Une transition en apnée : la patience libyenne mise à l’épreuve
Lorsque Taher El-Sonni a pris la parole devant le Conseil de sécurité le 24 juin, son exaspération n’avait rien d’une posture rhétorique. « Quatorze mois sans processus politique opérationnel : pour les Libyens, c’est une éternité », a-t-il lancé, rappelant que son pays n’a connu, depuis l’accord de cessez-le-feu d’octobre 2020, qu’un empilement de calendriers avortés. L’annonce par la nouvelle envoyée spéciale, Hanna Tetteh, d’un énième report à août a fait l’effet d’un avertissement : la fenêtre de la diplomatie se rétrécit dangereusement. Sur le terrain, la lassitude populaire se double d’une volatilité sécuritaire alimentée par des factions militarisées qui testent, chaque semaine un peu plus, les seuils de tolérance de la communauté internationale.
Des retards structurels au sein de l’ONU : entre vacance et incertitude
La virulence du discours libyen vise autant la lenteur procédurale que les failles organiques du système onusien. La succession chaotique de chefs pour la Mission d’appui des Nations unies en Libye – trois envoyés spéciaux en moins de cinq ans, des intérims prolongés et des mandats flous – a dilué la continuité stratégique. Dans les couloirs de Turtle Bay, plusieurs diplomates reconnaissent qu’il a fallu neuf mois pour pourvoir le poste laissé vacant par Abdoulaye Bathily, faute de consensus entre les membres permanents. Cet interrègne a figé les mécanismes de consultation avec les acteurs libyens, instituant une attente passive que le dernier rapport du Secrétaire général qualifie pudiquement de « période d’ajustement ». La réalité est plus prosaïque : sans pilote, l’appareil onusien est resté cloué au sol.

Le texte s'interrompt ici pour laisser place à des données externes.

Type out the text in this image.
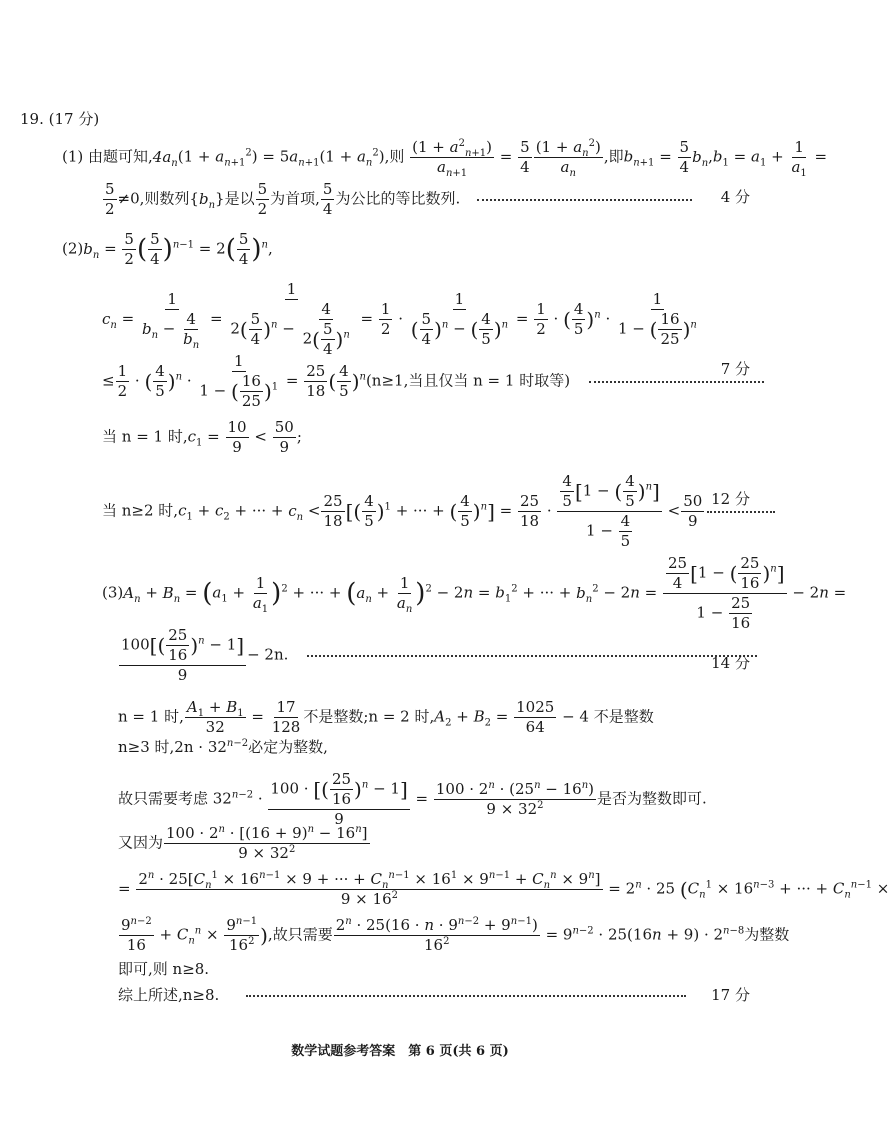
19. (17 分)
(1) 由题可知$,4a_n(1 + a_{n+1}^2) = 5a_{n+1}(1 + a_n^2)$,则 $\frac{(1 + a^2_{n+1})}{a_{n+1}} = \frac{5}{4} \frac{(1 + a_n^2)}{a_n}$ ,即$b_{n+1} = \frac{5}{4} b_n,b_1 = a_1 + \frac{1}{a_1}$ =
$\frac{5}{2} \ne 0$,则数列$\{b_n\}$是以 $\frac{5}{2}$ 为首项, $\frac{5}{4}$ 为公比的等比数列.	4 分
$(2)b_n = \frac{5}{2}$ ( $\frac{5}{4} )^{n-1} = 2( \frac{5}{4} )^n$,
$c_n = \frac{1}{b_n - \frac{4}{b_n}} = \frac{1}{2( \frac{5}{4} )^n - \frac{4}{2( \frac{5}{4} )^n}} = \frac{1}{2} \cdot \frac{1}{( \frac{5}{4} )^n - ( \frac{4}{5} )^n} = \frac{1}{2}$ · ( $\frac{4}{5} )^n \cdot \frac{1}{1 - ( \frac{16}{25} )^n}$
≤ $\frac{1}{2}$ · ( $\frac{4}{5} )^n \cdot \frac{1}{1 - ( \frac{16}{25} )^1} = \frac{25}{18}$ ( $\frac{4}{5} )^n(n\ge 1$,当且仅当 n = 1 时取等)
7 分
当 n = 1 时$,c_1 = \frac{10}{9} < \frac{50}{9}$ ;
当 n≥2 时$,c_1 + c_2$ + ··· + $c_n < \frac{25}{18}$ [( $\frac{4}{5} )^1$ + ··· + ( $\frac{4}{5} )^n] = \frac{25}{18} \cdot \frac{\frac{4}{5} [1 - ( \frac{4}{5} )^n]}{1 - \frac{4}{5}} < \frac{50}{9} 12$ 分
$(3)A_n + B_n = (a_1 + \frac{1}{a_1} )^2$ + ··· + $(a_n + \frac{1}{a_n} )^2 - 2n = b_1^2$ + ··· + $b_n^2 - 2n = \frac{\frac{25}{4} [1 - ( \frac{25}{16} )^n]}{1 - \frac{25}{16}} - 2n$ =
$\frac{100[( \frac{25}{16} )^n - 1]}{9} - 2n$.	14 分
n = 1 时, $\frac{A_1 + B_1}{32} = \frac{17}{128}$ 不是整数;n = 2 时$,A_2 + B_2 = \frac{1025}{64} - 4$ 不是整数
n≥3 时$,2n \cdot 32^{n-2}$必定为整数,
故只需要考虑 $32^{n-2} \cdot \frac{100 \cdot [( \frac{25}{16} )^n - 1]}{9} = \frac{100 \cdot 2^n \cdot (25^n - 16^n)}{9 \times 32^2}$ 是否为整数即可.
又因为 $\frac{100 \cdot 2^n \cdot [(16 + 9)^n - 16^n]}{9 \times 32^2}$
=
$2^n \cdot 25[C_n^1 \times 16^{n-1} \times 9$ + ··· + $C_n^{n-1} \times 16^1 \times 9^{n-1} + C_n^n \times 9^n$]
$9 \times 16^2$	= $2^n \cdot 25$ ($C_n^1 \times 16^{n-3}$ + ··· + $C_n^{n-1}$ ×
$\frac{9^{n-2}}{16} + C_n^n \times \frac{9^{n-1}}{16^2}$ ),故只需要 $\frac{2^n \cdot 25(16 \cdot n \cdot 9^{n-2} + 9^{n-1})}{16^2} = 9^{n-2} \cdot 25(16n + 9) \cdot 2^{n-8}$为整数
即可,则 n≥8.
综上所述,n≥8.	17 分
数学试题参考答案　第 6 页(共 6 页)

Le Conseil de sécurité face à ses propres ambiguïtés
La paralysie ne saurait toutefois être imputée à la seule bureaucratie. Depuis 2011, la Libye est devenue le terrain d’expression de rivalités croisées entre membres permanents. Washington et Londres appuient une accélération du calendrier électoral, Paris insiste sur la nécessité d’un dispositif sécuritaire préalable, Moscou exige la prise en compte des forces de l’est réunies autour du maréchal Haftar, tandis que Pékin évoque la souveraineté libyenne pour freiner les injonctions normatives. Faute d’accord sur l’architecture institutionnelle future – présidence unique ou conseil présidentiel collégial, séquence constitutionnelle ou électorale –, la résolution de compromis se fait attendre, alimentant l’impression d’un Conseil davantage spectateur qu’arbitre.
Enjeux régionaux : la fragmentation libyenne comme facteur d’instabilité
Le blocage politique dépasse le périmètre onusien ; il se nourrit d’une intrication d’intérêts régionaux. L’Égypte, l’Algérie, la Turquie et les Émirats arabes unis poursuivent des agendas sécuritaires et économiques distincts, chacun investissant dans des alliances locales rivales. La compétition pour le contrôle des terminaux pétroliers du golfe de Syrte, vitaux pour 95 % des recettes publiques, attise la confrontation feutrée entre Tripoli et Benghazi. Les mercenaires étrangers, estimés à 20 000 selon un rapport d’experts des Nations unies, incarnent la dimension transnationale du conflit. Tant que la gouvernance centrale restera embryonnaire, l’économie de prédation prévaudra, fragilisant les frontières déjà poreuses du Sahel.
Quelles marges de manœuvre pour la médiation internationale
Hanna Tetteh a promis de présenter en août une feuille de route « pragmatique et inclusive ». Selon des sources diplomatiques, le document envisagerait un format de table ronde restreinte regroupant les présidents des deux Chambres, le Premier ministre de Tripoli et les représentants de l’est, sous garantie d’observateurs africains et européens. L’objectif serait de verrouiller, avant fin 2025, un calendrier constitutionnel couplé à des élections présidentielle et législatives. Toutefois, plusieurs analystes rappellent que des tentatives analogues ont échoué par le passé, faute de dispositif de suivi contraignant. El-Sonni l’a souligné : « Nous ne voulons plus de textes bien rédigés qui se dissipent au premier blocage ». La crédibilité de l’ONU dépendra donc de sa capacité à associer incitations et sanctions – gel d’avoirs, restrictions de voyage, mécanisme d’audit sur les flux pétroliers – pour décourager la politique du fait accompli.
Perspectives immédiates : le temps diplomatique se contracte
À Tripoli comme à Benghazi, les calculs des élites se fondent sur la conviction que la communauté internationale finira toujours par privilégier la stabilité à court terme. Cette équation donne un avantage aux acteurs qui contrôlent le terrain : ils savent qu’en retardant l’échéance, ils négocient depuis une position de force. Mais la montée récente des tensions dans le croissant pétrolier et l’irruption de groupes armés à Sebha rappellent que le statu quo n’est pas synonyme de sécurité durable. Si la feuille de route annoncée pour août ne franchit pas rapidement l’épreuve de la mise en œuvre, le risque est grand de voir la fragmentation libyenne s’incruster comme un élément permanent du paysage régional. Pour le système onusien, le compte à rebours est lancé ; pour les Libyens, il a déjà trop duré.